Greatest performance gains are achieved not when machines are used to replace employees, but when they are deployed to work alongside them”

Why Even AI-Powered Factories Will Have Jobs for Humans, Harvard, Business Review

The Japanese culture could teach us about the toyotism or the « lean management » to embrace and align this digital transition towards the automation. The Japanese culture integrates the presence of robots in a better way than the occidental societies.

”Japanese don’t make a distinction between man, the superior creature, and the world about him. Everything is fused together, and we accept robots easily along with the wide world about us, the insects, the rocks—it’s all one. We have none of the doubting attitude toward robots, as pseudohumans, that you find in the West. So here you find no resistance, simply quiet acceptance.”  Osamu Tezuka, Wired

The acceptance of machines as elements that help us to reach our common objectives is a key first stage that both organizations and members must go through. The methods based on participation that put people in the core of the company culture, in the core of the relation and communication models and in the internal processes and tasks to be performed, are more important than ever before. In its European offices, BICG proposes a methodology that allows the evolution of the ways of working and creates a company experience that integrates the strategical objectives of the companies. The reason is that the members of an organization are the more suitable to propose solutions that may be necessary to improve and define the future society.
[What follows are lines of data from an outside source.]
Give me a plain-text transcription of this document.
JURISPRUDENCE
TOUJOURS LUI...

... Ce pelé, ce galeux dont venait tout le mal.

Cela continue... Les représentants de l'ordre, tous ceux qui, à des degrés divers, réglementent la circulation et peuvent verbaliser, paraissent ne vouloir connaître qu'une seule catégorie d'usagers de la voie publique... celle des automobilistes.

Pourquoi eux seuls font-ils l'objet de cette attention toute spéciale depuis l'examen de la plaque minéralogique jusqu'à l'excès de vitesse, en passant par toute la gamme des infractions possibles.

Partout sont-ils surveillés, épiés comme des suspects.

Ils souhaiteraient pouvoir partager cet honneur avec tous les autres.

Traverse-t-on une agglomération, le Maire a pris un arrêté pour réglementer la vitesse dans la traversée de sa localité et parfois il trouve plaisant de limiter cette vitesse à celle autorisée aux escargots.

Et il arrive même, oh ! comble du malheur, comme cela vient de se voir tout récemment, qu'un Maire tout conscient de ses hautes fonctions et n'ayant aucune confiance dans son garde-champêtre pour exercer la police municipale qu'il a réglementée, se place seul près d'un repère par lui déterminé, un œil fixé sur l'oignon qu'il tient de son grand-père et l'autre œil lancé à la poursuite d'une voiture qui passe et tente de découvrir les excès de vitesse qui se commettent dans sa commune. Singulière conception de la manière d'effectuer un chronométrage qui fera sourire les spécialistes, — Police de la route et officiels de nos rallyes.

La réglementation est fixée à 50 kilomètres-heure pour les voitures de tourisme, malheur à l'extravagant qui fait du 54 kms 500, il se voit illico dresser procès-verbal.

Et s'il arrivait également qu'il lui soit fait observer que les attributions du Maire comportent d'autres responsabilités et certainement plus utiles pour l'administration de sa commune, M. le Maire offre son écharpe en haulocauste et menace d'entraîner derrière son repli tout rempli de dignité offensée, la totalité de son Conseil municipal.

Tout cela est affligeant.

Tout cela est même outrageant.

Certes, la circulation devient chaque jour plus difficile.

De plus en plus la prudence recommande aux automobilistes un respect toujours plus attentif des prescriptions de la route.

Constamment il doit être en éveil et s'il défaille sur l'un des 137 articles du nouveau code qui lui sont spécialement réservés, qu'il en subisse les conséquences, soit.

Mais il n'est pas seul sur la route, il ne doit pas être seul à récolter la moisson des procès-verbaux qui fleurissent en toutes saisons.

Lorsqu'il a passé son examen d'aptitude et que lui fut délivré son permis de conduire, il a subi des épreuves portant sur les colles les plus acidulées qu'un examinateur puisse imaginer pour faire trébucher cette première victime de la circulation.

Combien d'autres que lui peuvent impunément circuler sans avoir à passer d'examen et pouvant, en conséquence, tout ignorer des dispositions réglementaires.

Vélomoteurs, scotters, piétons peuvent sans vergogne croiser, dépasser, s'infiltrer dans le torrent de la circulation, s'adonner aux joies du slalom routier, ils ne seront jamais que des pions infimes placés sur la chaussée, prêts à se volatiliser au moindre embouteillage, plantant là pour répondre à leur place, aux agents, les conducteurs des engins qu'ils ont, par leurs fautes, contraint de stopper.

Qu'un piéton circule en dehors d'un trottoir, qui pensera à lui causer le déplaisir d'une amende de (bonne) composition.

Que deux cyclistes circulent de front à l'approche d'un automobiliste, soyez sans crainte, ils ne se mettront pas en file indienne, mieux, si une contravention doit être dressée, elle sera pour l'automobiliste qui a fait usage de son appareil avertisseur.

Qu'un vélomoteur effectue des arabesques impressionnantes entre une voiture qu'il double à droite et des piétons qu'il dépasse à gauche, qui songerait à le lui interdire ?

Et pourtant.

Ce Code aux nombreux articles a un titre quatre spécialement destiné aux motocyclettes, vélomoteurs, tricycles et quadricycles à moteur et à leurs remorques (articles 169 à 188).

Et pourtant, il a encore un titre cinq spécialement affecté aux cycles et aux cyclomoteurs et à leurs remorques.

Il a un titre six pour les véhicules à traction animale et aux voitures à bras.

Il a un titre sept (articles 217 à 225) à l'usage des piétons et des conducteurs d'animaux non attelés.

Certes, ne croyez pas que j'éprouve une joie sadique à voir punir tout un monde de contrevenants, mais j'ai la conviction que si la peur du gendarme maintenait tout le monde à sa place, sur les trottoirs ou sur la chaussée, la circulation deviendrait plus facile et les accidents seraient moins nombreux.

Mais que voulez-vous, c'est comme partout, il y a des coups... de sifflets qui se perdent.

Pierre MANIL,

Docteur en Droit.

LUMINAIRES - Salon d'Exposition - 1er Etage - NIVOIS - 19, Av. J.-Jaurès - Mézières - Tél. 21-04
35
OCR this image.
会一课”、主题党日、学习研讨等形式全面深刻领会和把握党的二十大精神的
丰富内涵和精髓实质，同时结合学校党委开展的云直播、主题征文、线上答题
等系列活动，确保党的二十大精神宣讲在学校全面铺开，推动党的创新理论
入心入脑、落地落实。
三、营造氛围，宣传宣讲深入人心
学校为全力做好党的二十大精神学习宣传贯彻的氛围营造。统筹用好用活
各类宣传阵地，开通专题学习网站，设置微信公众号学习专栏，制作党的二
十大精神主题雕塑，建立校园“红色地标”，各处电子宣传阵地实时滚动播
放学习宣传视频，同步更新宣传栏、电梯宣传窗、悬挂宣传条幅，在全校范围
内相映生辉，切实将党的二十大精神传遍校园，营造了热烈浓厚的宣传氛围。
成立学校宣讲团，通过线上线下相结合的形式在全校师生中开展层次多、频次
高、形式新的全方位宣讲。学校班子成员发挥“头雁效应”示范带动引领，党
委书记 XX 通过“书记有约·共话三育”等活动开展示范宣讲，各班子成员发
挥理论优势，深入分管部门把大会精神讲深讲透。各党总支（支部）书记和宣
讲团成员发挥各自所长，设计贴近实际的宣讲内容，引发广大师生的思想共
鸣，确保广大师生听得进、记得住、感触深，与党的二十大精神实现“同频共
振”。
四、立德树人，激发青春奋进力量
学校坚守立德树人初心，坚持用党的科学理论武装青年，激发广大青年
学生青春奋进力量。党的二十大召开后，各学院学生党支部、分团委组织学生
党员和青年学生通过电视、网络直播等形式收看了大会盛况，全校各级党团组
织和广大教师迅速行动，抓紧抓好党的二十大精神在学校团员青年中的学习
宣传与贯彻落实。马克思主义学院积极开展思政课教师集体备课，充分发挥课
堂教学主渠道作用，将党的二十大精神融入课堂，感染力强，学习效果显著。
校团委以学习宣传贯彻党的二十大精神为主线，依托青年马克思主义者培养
Let´s be ready for change by learning how to be more human

The machine needs humans, and the requirements linked to security or even to the absence of mistakes generate hybrid solutions, where humans work with robots and this leads to better results. It is good news that we cannot disregard the human being completely. The repetitive tasks will be performed by machines and the humans will supervise them. Therefore, it is a real progress. But the question of reshaping technical profiles is a real challenge. This forces us to face education and training with a brand-new perspective. To prepare the future generations, but also to accompany the current employees through this evolution.

The range of transformations is so vast that it implies the need for a social project where we study the way we understand work in our social and economic lives. Should we split our work hours and set a part-time? Should we stablish a universal income? Or rearrange the benefits from automation in salaries and pensions? All these hints proposed by the thinkers of yesterday and today do not seem to provide us with the answers that we need. Let´s imagine that the human resilience and creativity surprises us one more time. Let´s prepare ourselves and be ready for it when the moment comes.